If you tend to ignore optical viewfinders in favour of LCD displays, the HG20 is probably the better option; especially when you take its SD memory card slot into account. This allows you to boost the storage space by an additional 32GB, for a total of 92GB. By itself, the camera’s inbuilt hard drive will net you around 5.5 hours of high quality video, which is easily enough to see you through a day’s worth of shooting (as mentioned, the HG20 records data at 24Mbps, which is currently the fastest bit rate on the market).

Compared to some of its current rivals, the HG20 is a bit on the portly side. [That better not be a wine pun — Ed.] With dimensions of 81x75x129mm and weighing over 500g, it’s not something you can carry around in your pocket with ease, though it should fit comfortably into most medium-sized bags. While we’re on the subject of design, we weren’t huge fans of the HG20’s dull grey finish either. We much prefer the sleek black colour scheme of its bigger brother, the HG21. To top it off, the camera’s build quality has a curiously hollow and ‘tinny’ feel, which is surprising for a Canon camera. Thankfully, what the HG20 lacks in appearance, it more than makes up for in ability (a bit like the GoodGearGuide team, in fact).

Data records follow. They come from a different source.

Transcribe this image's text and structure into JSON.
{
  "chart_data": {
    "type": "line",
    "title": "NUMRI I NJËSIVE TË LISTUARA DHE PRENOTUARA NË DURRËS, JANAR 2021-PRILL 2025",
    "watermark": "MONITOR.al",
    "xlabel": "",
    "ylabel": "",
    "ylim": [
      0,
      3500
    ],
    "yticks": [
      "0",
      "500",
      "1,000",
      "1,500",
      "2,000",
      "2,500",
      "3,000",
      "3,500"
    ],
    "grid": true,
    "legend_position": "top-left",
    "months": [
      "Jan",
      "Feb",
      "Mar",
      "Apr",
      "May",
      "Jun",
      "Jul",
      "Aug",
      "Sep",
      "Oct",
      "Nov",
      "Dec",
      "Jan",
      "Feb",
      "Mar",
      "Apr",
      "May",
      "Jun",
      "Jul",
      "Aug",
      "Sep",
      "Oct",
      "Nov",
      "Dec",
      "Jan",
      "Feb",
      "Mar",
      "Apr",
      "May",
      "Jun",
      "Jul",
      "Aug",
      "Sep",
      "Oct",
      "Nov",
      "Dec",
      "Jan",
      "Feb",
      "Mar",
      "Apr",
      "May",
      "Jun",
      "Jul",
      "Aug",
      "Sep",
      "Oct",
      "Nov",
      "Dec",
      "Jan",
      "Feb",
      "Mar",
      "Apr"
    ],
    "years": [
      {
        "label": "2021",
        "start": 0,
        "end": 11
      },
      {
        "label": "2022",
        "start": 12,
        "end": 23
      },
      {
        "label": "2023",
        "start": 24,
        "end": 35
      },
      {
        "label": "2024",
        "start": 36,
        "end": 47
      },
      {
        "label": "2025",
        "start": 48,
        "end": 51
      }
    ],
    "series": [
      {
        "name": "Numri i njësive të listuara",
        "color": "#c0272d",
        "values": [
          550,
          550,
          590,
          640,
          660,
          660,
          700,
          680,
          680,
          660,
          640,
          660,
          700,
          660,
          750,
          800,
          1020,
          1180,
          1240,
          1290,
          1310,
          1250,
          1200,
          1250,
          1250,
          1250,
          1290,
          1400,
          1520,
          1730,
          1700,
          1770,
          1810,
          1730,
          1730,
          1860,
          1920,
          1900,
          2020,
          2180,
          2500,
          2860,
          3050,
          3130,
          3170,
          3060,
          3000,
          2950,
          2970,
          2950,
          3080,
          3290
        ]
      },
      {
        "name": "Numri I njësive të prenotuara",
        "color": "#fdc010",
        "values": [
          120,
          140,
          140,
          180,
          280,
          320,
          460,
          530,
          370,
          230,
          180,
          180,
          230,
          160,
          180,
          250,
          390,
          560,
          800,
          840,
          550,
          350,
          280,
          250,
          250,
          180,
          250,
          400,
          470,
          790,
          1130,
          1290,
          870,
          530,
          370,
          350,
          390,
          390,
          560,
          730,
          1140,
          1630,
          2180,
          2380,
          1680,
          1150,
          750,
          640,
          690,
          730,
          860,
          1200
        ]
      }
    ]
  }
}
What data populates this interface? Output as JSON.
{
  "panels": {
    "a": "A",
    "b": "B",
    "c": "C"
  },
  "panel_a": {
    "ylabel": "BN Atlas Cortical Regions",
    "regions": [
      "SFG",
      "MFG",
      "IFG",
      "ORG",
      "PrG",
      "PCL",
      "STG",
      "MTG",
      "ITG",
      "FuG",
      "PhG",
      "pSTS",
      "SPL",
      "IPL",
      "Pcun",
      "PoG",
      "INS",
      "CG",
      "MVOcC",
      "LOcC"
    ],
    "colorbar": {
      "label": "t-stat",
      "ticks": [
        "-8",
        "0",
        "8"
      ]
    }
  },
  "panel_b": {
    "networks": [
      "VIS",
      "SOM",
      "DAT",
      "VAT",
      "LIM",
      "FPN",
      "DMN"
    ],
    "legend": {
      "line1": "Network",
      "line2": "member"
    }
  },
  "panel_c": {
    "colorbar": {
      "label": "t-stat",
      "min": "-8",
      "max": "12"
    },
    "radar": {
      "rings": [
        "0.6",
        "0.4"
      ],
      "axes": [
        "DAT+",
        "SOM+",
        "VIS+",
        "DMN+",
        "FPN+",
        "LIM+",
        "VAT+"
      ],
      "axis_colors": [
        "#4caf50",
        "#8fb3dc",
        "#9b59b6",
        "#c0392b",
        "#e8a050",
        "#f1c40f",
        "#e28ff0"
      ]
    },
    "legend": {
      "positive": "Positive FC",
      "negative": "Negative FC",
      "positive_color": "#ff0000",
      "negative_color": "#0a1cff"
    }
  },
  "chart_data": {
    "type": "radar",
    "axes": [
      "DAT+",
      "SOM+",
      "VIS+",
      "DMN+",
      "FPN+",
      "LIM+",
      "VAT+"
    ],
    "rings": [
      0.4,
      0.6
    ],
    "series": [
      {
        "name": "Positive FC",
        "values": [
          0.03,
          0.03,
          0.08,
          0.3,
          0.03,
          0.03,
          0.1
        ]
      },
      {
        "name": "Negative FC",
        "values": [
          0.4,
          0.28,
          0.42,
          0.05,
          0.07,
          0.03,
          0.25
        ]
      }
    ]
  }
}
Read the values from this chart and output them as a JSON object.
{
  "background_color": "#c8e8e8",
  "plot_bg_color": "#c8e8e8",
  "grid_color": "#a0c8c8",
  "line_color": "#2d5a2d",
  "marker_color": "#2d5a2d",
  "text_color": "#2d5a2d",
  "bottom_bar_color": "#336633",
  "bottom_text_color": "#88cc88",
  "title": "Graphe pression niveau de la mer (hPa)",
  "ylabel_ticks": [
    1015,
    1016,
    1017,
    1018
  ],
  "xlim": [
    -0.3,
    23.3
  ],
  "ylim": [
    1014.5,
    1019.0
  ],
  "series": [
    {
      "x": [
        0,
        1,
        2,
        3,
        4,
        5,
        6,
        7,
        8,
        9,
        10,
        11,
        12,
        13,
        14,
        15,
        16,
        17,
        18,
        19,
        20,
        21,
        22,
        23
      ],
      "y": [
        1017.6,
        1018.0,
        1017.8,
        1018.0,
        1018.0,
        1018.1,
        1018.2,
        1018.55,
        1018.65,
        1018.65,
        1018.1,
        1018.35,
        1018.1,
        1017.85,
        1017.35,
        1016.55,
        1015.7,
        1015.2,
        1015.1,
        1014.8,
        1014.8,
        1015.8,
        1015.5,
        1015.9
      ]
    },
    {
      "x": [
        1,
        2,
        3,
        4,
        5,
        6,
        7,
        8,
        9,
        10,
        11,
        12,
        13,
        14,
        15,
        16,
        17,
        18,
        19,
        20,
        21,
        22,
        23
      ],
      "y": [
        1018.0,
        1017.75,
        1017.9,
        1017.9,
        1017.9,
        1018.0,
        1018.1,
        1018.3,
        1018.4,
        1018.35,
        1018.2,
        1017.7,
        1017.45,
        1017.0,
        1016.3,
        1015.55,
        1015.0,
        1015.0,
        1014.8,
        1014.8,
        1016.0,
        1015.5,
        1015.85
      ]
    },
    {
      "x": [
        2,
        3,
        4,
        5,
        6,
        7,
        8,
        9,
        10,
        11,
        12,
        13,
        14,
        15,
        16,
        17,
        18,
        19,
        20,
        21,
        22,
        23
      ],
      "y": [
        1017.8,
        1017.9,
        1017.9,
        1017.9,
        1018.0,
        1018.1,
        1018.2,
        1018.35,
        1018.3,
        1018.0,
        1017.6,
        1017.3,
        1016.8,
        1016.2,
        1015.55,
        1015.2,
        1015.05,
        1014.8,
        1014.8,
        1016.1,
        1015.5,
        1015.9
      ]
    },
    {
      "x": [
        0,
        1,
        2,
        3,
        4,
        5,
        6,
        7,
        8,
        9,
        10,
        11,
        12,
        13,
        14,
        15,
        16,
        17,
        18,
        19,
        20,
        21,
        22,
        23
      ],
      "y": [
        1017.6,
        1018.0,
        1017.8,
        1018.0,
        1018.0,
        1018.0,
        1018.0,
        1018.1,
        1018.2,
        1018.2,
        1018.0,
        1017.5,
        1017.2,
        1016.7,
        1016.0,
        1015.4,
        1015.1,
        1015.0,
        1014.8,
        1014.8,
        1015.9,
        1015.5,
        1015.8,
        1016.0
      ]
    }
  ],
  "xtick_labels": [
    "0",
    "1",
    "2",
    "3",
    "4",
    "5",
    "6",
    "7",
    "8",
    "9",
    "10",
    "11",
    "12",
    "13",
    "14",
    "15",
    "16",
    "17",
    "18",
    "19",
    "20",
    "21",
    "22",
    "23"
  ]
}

When it comes to image quality, the HG20 is up there with the best camcorder models on the market. It is equipped with a 1/3.2-inch CMOS sensor with a gross pixel count of 3310k. While this may seem a little on the weedy side, Canon’s advanced optics ensures an exceedingly crisp picture. We were particularly impressed by the level of sharpness it exhibited. Close-ups of foliage were captured in razor-like detail, with every twig, vein and leaf clearly defined. While this is somewhat predictable (Canon is a market leader in this regard), it remains an impressive feat nonetheless.

Being a ‘consumer pleaser’ first and foremost, the HG20 sacrifices colour fidelity in favour of rich, primary tones. While this might cause image purists to baulk, we found the level of vibrancy worked in the camera’s favour. It gave our footage a pleasingly vivid appearance that was perfectly suited for playback on high-def TVs. (For those who prefer a cooler look, the saturation can be adjusted manually to achieve the desired result.) We were equally impressed by the HG20's low-light performance — usually the bane of all consumer-level camcorders. When we used the camera in a dark environment our footage retained its sharpness, with noise failing to mar fine details.

As befits a market-leading camcorder, the HG20 comes packed with an extensive range of modes and features. This includes an optical image stabiliser, external mic and headphone jacks, aperture priority, shutter priority, adjustable exposure, focus and white balance, multiple frame rate options (60i/30p/24p), 13 programmed AE modes, assorted image effects and a 12x optical zoom lens. Naturally, the camera also takes still pictures, though at 3.3 megapixels it is slightly underpowered when compared to its contemporaries.